I also just tried it, to verify it, by calling the vPortTaskUsesFPU() function, before the initialization of the TCP IP-Task, and as expected got the same issue as I described in my post.

Here is reference from the Cortex A9 port, how it should actually be done, so that in each task the FPU register get always saved/restored.

	/* The task will start with a critical nesting count of 0 as interrupts are
	enabled. */
	*pxTopOfStack = portNO_CRITICAL_NESTING;

	#if( configUSE_TASK_FPU_SUPPORT == 1 )
	{
		/* The task will start without a floating point context.  A task that
		uses the floating point hardware must call vPortTaskUsesFPU() before
		executing any floating point instructions. */
		pxTopOfStack--;
		*pxTopOfStack = portNO_FLOATING_POINT_CONTEXT;
	}
	#elif( configUSE_TASK_FPU_SUPPORT == 2 )
	{
		/* The task will start with a floating point context.  Leave enough
		space for the registers - and ensure they are initialised to 0. */
		pxTopOfStack -= portFPU_REGISTER_WORDS;
		memset( pxTopOfStack, 0x00, portFPU_REGISTER_WORDS * sizeof( StackType_t ) );

		pxTopOfStack--;
		*pxTopOfStack = pdTRUE;
		ulPortTaskHasFPUContext = pdTRUE;
	}
	#else
	{
		#error Invalid configUSE_TASK_FPU_SUPPORT setting - configUSE_TASK_FPU_SUPPORT must be set to 1, 2, or left undefined.
	}
	#endif

	return pxTopOfStack;
}
/*-----------------------------------------------------------*/

Kind Regards,

Christos

pete-pjb · November 7, 2022, 3:09pm

Hi @ChristosZosi ,

Ah I see, an interesting approach! I had only taken a very quick look. Okay if I were you I would implement it in the same way as the ARM_CA9 port by modifying the port.c/portASM.S files as required for the ARM_CR5 port and submit it as a pull request. I am not a maintainer at FreeRTOS but in my opinion your pull request will be welcomed and merged as required as it is a very valid and helpful addition to the kernel.

Kind Regards,

Pete

richard-damon · November 7, 2022, 3:24pm

This is actually a fairly complicated issue and unfortunately sometimes needs support from the programmer. There are a number of cases:

Simplest, no FPU, and thus no problem.

Next Simplest, Processor has FPU and support for automatically detecting it being used, so the port can just handle the decision.

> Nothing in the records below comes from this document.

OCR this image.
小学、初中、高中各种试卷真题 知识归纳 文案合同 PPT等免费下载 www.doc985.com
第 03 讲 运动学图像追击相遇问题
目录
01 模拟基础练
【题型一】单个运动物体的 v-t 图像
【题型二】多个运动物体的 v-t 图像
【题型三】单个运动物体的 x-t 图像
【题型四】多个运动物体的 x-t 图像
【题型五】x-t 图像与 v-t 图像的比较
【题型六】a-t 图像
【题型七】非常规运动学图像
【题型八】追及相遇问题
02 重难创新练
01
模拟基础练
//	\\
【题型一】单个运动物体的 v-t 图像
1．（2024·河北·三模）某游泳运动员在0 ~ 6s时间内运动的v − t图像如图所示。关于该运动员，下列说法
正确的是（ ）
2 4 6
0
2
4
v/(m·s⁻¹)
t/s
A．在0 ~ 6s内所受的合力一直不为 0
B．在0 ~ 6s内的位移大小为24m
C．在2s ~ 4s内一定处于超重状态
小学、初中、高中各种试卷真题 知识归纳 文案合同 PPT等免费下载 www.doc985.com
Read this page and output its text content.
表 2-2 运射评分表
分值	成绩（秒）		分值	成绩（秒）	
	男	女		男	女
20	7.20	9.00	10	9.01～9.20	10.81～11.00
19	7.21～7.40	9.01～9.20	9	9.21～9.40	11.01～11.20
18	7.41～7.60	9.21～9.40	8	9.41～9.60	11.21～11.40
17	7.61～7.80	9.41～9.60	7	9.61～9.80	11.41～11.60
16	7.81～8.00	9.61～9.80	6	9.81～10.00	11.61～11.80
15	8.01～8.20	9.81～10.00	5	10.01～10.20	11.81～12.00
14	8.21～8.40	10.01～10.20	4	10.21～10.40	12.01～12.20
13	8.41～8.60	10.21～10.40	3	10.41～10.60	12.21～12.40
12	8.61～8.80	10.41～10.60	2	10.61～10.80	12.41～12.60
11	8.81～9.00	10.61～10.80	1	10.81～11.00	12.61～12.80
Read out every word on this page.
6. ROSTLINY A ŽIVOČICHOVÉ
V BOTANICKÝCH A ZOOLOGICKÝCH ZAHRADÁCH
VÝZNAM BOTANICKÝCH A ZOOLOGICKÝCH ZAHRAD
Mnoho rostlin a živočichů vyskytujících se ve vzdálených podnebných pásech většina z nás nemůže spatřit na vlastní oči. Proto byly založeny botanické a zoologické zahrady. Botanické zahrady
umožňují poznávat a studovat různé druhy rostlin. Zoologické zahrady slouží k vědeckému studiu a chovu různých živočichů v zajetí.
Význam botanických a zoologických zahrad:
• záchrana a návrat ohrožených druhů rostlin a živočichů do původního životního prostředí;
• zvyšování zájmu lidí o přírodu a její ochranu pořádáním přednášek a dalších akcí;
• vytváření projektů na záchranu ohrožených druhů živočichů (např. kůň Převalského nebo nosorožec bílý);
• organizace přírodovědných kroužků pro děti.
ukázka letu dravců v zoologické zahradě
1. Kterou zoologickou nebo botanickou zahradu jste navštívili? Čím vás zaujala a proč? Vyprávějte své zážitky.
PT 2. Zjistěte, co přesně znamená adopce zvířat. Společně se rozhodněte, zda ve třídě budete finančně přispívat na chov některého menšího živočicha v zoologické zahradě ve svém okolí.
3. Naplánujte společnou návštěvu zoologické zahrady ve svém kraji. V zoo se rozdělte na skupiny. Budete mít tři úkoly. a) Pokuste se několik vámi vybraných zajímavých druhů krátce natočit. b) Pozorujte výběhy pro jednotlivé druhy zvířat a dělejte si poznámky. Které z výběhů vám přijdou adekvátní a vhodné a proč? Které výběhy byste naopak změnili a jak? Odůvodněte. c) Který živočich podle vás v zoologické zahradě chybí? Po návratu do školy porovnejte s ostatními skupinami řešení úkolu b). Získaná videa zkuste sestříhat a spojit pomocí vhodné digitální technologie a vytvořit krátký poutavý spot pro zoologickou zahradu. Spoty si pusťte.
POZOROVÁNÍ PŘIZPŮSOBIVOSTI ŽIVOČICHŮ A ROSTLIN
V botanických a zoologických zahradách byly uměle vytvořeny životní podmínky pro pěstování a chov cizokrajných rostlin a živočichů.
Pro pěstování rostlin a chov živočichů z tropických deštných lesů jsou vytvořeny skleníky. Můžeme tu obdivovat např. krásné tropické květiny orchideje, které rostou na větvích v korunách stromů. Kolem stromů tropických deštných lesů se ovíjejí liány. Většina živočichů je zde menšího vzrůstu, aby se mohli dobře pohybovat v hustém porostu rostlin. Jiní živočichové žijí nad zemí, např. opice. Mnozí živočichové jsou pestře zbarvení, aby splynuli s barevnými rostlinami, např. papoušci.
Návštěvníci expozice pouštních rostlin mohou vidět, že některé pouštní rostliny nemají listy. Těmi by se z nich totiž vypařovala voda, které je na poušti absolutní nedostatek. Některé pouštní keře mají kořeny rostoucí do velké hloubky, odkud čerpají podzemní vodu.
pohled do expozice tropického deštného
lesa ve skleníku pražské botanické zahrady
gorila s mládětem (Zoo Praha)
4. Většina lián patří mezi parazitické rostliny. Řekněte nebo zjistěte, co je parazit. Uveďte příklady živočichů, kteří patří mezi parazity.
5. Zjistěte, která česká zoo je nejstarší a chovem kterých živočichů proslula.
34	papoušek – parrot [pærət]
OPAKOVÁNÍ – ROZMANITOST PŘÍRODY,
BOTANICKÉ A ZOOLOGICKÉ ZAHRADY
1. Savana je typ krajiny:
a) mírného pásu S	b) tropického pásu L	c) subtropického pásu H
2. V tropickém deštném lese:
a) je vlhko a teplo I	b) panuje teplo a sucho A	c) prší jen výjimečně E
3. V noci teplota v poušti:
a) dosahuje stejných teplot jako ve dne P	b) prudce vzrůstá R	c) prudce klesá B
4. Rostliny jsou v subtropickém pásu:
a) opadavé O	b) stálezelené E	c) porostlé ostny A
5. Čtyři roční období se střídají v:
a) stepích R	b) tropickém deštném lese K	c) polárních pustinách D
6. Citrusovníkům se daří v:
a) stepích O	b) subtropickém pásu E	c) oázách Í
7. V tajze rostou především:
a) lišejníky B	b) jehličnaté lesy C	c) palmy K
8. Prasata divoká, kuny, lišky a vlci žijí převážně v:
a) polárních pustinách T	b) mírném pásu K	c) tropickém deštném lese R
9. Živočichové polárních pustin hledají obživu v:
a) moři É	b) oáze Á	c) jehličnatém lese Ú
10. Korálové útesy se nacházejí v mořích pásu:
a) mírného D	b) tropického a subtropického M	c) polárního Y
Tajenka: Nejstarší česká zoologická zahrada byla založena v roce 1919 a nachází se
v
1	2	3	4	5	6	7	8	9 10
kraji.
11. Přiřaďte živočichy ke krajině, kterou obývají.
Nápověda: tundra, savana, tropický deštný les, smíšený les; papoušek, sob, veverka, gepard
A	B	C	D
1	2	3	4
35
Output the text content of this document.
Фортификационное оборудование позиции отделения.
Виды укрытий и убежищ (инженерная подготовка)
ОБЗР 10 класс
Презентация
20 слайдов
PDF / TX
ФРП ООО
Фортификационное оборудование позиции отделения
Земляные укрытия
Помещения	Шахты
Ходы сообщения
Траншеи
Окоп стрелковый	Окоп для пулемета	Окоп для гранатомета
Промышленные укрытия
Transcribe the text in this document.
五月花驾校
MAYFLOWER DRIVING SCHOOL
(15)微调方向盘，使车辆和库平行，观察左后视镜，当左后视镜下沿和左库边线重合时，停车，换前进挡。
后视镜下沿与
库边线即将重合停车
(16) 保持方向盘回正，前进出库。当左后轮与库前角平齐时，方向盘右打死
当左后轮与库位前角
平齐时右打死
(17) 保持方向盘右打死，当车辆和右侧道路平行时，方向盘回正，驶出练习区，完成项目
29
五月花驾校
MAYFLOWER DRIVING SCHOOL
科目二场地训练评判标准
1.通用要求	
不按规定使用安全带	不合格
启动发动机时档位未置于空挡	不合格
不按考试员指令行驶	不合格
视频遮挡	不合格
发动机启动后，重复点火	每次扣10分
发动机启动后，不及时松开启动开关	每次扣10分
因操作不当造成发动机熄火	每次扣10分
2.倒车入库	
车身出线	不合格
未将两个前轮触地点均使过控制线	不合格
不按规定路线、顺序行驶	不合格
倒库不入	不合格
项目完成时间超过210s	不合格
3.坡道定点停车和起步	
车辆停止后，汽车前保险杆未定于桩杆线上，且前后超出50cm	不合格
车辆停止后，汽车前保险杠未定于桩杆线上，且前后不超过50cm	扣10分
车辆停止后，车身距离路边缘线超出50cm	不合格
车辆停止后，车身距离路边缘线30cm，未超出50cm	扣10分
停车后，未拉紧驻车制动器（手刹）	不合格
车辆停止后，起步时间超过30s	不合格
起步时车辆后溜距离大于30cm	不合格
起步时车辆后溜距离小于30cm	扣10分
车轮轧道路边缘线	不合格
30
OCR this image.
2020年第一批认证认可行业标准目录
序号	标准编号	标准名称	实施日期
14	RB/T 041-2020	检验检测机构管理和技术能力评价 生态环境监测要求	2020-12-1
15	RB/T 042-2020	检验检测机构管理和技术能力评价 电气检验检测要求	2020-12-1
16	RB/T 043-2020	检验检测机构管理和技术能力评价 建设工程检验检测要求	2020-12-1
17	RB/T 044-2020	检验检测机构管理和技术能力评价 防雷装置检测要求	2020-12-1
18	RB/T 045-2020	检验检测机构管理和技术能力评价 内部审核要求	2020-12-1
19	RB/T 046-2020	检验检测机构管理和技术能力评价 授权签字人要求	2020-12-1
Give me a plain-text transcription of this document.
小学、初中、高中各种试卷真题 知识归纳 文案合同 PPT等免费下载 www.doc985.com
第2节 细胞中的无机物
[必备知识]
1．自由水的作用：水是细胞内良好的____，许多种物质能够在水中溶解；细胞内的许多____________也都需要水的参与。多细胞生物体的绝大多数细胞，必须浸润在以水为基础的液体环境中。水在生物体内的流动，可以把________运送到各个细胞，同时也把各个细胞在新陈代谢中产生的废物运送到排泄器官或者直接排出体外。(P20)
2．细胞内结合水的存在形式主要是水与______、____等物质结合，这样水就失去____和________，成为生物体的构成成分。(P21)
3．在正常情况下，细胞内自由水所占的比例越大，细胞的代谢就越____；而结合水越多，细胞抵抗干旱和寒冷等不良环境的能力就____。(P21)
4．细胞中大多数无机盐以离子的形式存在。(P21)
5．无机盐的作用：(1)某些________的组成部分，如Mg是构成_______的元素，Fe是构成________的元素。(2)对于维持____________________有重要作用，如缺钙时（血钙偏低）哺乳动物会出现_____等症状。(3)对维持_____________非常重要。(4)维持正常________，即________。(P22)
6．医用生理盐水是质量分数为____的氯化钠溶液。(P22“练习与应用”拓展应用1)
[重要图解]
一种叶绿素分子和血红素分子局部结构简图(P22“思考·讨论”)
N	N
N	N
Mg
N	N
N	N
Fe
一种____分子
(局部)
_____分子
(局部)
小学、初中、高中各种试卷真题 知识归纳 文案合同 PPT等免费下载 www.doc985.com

More complicated, Processor has FPU, but no support for detecting its use, but the compiler doesn’t use it for anything but actually Floating Point. Here the user can add an explicit marking that a given task uses Floating Point.

Worse case, Processor has FPU with no support for detecting it use, and the compiler does sometimes decide to use it for non-floating point operations (the case we have here). The options:

Just assume that ALL tasks might use the FPU and take the hit on always saving the FPU registers.
Add flags to the compile (if available) to stop the compiler from using the FPU where not expected, then we can use the method of marking the tasks that use the FPU. This requires good documentation, and a bit of thought by the programmer
If you can’t add the flag, and don’t want to always save the FPU registers, you need to “guess” which tasks need FPU support, and this could be subject to being wrong at any time if a update to the task causes the compiler to this time decide to use the FPU registers.

Ports of this last type (where the port can’t tell from the hardware if the FPU is being used, but the compiler may also use it without warning) likely need to be configurable to either always save or require the explicit marking, and well documented about that need. Ports that currently don’t have the problem of the compiler using the registers might still want that option in it, because you never know when a future compiler do it.

I would NOT suggest adding configuration flags for built in tasks that might need to be marked for that last case, as I don’t think that is a viable option. If the user wants to use it, then can edit the code of the task to add it, reminding them they have chosen a dangerous path.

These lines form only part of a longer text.